私たちは消えた村に残ってその土を掘り続ける。

やがてその掌は深い水脈へと達して、暗い水際に無限の星空が反射するのだ。

 

 

 三重県伊賀上野の小さな町から田舎暮らしに憧れる家族に連れられて親戚のいる隣村の旧島ヶ原村に引っ越して来たのは小学3年生の春だった。それから私はこの村にある多くの自然のエレメントに触れながら大きくなったが、中学3年生のある日「数年後に市町村合併で村がなくなる」ことを知った。私は故郷が、私の大切なものが消えてしまうような、何だか泣けたような気持ちになって「村の心のようなものがあるのなら、村が消えてしまっても村の心にずっと触れることのできる大人になろう。自分が芸術家になって絵で村を守り続けたい」と思うようになった。それから独学で絵の勉強をして中学校の空き教室で個展を開くようになった。

 

2004年11月 市町村合併で島ヶ原村は消滅。名称は伊賀市島ヶ原に変更される。

 

 月日の流れはあっという間であれから7年が経った。2011年3月11日、ドイツに留学していた私は遠くの日本で起きた大震災を知る。それを発端とした原発問題。敗戦から70年間、経済優先の大成長をつづけてきた日本社会の深刻な歪みが至る所で噴出しはじめていた(これは今回突然表れたものではなくて、私たちが物心つきはじめた90年代前半のバブル崩壊、阪神大震災とオウム事件、2000年前半のニューヨークでのテロ事件を発端とするグローバルとローカルの果てしなき戦い、小泉改革による村の消滅につづく道筋でもあった)そして、今を生きる日本の大人たちは自分の生活で手一杯で休日は家族サービスや趣味に忙しい。若者たちはそんな戦後の大人たちが敷いた見えないレールに乗ってリスクを犯さずに進んで行く群れのようになってしまった。勿論それは都会だけの問題ではなく、地方社会の疲弊も深刻である。産業や農業を支える若者のいなくなった共同体の森は境界を失い、獣たちが里を徘徊するようになる。冷たい夜には疲れ切った終電の1両列車だけが村を青白く照らしている。

 

 2012年5月に故郷に帰国した私は、村の外れで廃墟になっていた一軒の鉄筋小屋を見つける。聞けば10年ほど前に絵を描いていた村の郵便局員さんが自力で建てたアトリエらしい。彼はもういないが「絵好住(エコノミークラス)」と書かれたその場所には、彼が描いた素朴な村の風景画が何枚も残されていた。村はなくなってしまったけど、森の木の実や峠のお地蔵さん、田んぼの稲に春を呼ぶ古い祭りは今でもこの土地に残っている。ローカルやドメスティックの彼方にあるものは逆にずっと普遍的な宇宙なのだ。

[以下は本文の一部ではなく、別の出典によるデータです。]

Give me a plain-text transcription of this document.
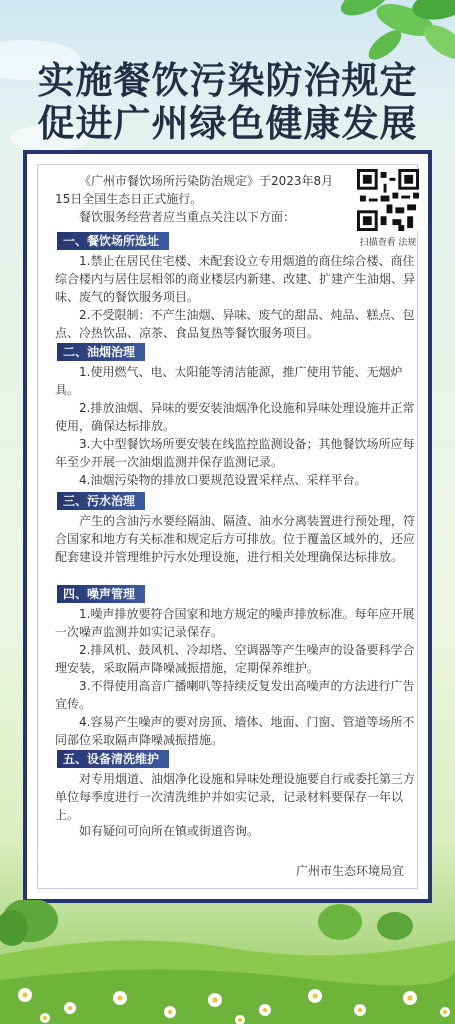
实施餐饮污染防治规定
促进广州绿色健康发展
《广州市餐饮场所污染防治规定》于2023年8月15日全国生态日正式施行。
餐饮服务经营者应当重点关注以下方面：
扫描查看 法规
一、餐饮场所选址
1.禁止在居民住宅楼、未配套设立专用烟道的商住综合楼、商住综合楼内与居住层相邻的商业楼层内新建、改建、扩建产生油烟、异味、废气的餐饮服务项目。
2.不受限制：不产生油烟、异味、废气的甜品、炖品、糕点、包点、冷热饮品、凉茶、食品复热等餐饮服务项目。
二、油烟治理
1.使用燃气、电、太阳能等清洁能源，推广使用节能、无烟炉具。
2.排放油烟、异味的要安装油烟净化设施和异味处理设施并正常使用，确保达标排放。
3.大中型餐饮场所要安装在线监控监测设备；其他餐饮场所应每年至少开展一次油烟监测并保存监测记录。
4.油烟污染物的排放口要规范设置采样点、采样平台。
三、污水治理
产生的含油污水要经隔油、隔渣、油水分离装置进行预处理，符合国家和地方有关标准和规定后方可排放。位于覆盖区域外的，还应配套建设并管理维护污水处理设施，进行相关处理确保达标排放。
四、噪声管理
1.噪声排放要符合国家和地方规定的噪声排放标准。每年应开展一次噪声监测并如实记录保存。
2.排风机、鼓风机、冷却塔、空调器等产生噪声的设备要科学合理安装，采取隔声降噪减振措施，定期保养维护。
3.不得使用高音广播喇叭等持续反复发出高噪声的方法进行广告宣传。
4.容易产生噪声的要对房顶、墙体、地面、门窗、管道等场所不同部位采取隔声降噪减振措施。
五、设备清洗维护
对专用烟道、油烟净化设施和异味处理设施要自行或委托第三方单位每季度进行一次清洗维护并如实记录，记录材料要保存一年以上。
如有疑问可向所在镇或街道咨询。
广州市生态环境局宣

 私は「3.11」直後から、この「消えた村」に残った若者たちのよる「ローカルの美学」を探求する野のクリエイティブ集団のようなものを作ろうと密かに考えていた。それは既成の村おこしや地域再生計画とは異なり、「故郷」の風土を軸に(貧困や土着の情念、地方社会の掟に縛られた)若い土人たちの故郷への執着の創造力が領域を横断し荒廃したすべての世界の変換を試みるささやかな活動である。  帰国後、村に残っている同級生たち数名と会議を重ねて〈島ヶ原村民芸術「蜜の木」〉というグループ名称が決まった。(以降「蜜の木」と記載)名前の由来は村のシンボルである旧小学校運動場のヒノキの「木」と、自然の恵みを表す樹液の「蜜」によるものである。

 これから「村」を舞台にこの土地に眠る無名の文化を掘り続け、それらを新しい世界の価値として発信していく作業を皆で地道に進めていきたい。そして「蜜の木」はアートとかデザインとか、そういう月並みな言葉を越えていくためにある。だから未知のクリエイターたちの「芸術」は世界に浸食するエネルギーを持っていると思う。つまり私は村の深い水に溶けて消えてもいいのだ。